Considera que “atrás quedaron los tiempos en que ser priista se llevaba con orgullo y sin miedo. Hoy existen priistas que se apenan de serlo porque la Cúpula de unos cuantos ha manchado el nombre del PRI con malas decisiones, escándalos de corrupción e impunidad. Porque se han alejado de los militantes y, sobre todo, porque han abandonado los valores revolucionarios del partido.

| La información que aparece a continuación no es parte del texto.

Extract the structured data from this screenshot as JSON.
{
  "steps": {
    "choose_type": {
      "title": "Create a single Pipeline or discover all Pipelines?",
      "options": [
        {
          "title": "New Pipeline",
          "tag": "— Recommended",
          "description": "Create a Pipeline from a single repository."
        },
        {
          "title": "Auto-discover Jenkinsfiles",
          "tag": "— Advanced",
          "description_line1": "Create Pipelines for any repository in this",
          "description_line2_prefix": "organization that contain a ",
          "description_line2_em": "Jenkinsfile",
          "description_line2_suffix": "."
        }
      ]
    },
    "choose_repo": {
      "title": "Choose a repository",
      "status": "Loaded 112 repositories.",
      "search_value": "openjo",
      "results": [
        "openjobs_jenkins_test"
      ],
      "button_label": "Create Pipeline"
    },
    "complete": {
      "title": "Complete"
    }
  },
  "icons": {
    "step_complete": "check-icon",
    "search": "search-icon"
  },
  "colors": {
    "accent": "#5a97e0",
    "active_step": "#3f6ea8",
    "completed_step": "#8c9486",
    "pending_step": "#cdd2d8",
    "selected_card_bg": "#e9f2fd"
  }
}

“Esta situación ha golpeado duramente al PRI, pues después de la elección presidencial de 2012 ha venido perdiendo competitividad. Muestra de ello, es que de los 20 gobernadores con los que el PRI inició 2012, hoy únicamente conserva 14, es decir, menos de la mitad de los gobiernos estatales del país.

“Como mexicana y como priista, estoy harta de esta situación porque sé que, como yo, millones de militantes y simpatizantes mexicanos crecieron viendo a un PRI que era cercano a la gente, que escuchaba y actuaba en beneficio de la sociedad”.

De cara a las condicionas en que –afirma– se encuentra el partido, Ivonne Ortega anuncia que priistas de todos los sectores y regiones del país decidieron emprender el movimiento nacional #RecuperemosAlPRI “para volver a la esencia y los valores revolucionarios priistas, esos que vienen de las causas sociales”.

Hizo un llamado a los militantes y simpatizantes priistas, para que apoyen la democratización de los procesos internos del partido y que ningún aspirante se quede sin la oportunidad de exponer sus proyectos ante la militancia y ante la ciudadanía, “que todos los que aspiran a un cargo y cumplan con los requisitos que señalan los estatutos del partido tengan la garantía de participar en los procesos de selección de candidatos, empezando por la candidatura presidencial”.

Puntualiza que el PRI es de millones de priistas “y tenemos que recuperar para que no siga en manos de la Cúpula, de unos cuantos. Para regresar la justicia, la igualdad y la democracia a nuestro partido y para cambiar el rumbo del país”.

AL FINAL

Primero Hollywood cinceló su nombre en un cerro aledaño a la llamada “meca del cine”, por lo que a una distancia considerable se pueden observar las letras gigantescas que se han vuelto famosas mundialmente, después el Distrito Federal se convirtió en Ciudad de México y la actual administración inventó el acrónimo CDMX, mismo que se encuentra en varios lugares de la capital al estilo Hollywood, aunque únicamente sobre una base porque sería difícil hacerlo en los volcanes, y para no ser menos, en Aguascalientes hacen lo mismo con el nombre de la ciudad-estado, que apareció en láminas sobre la plancha de la plaza de armas, lo que opacó la letra A que se colocó frente a la entrada al Teatro Morelos. En ambos casos hay una contaminación visual ya que no van acordes con el entorno arquitectónico del lugar.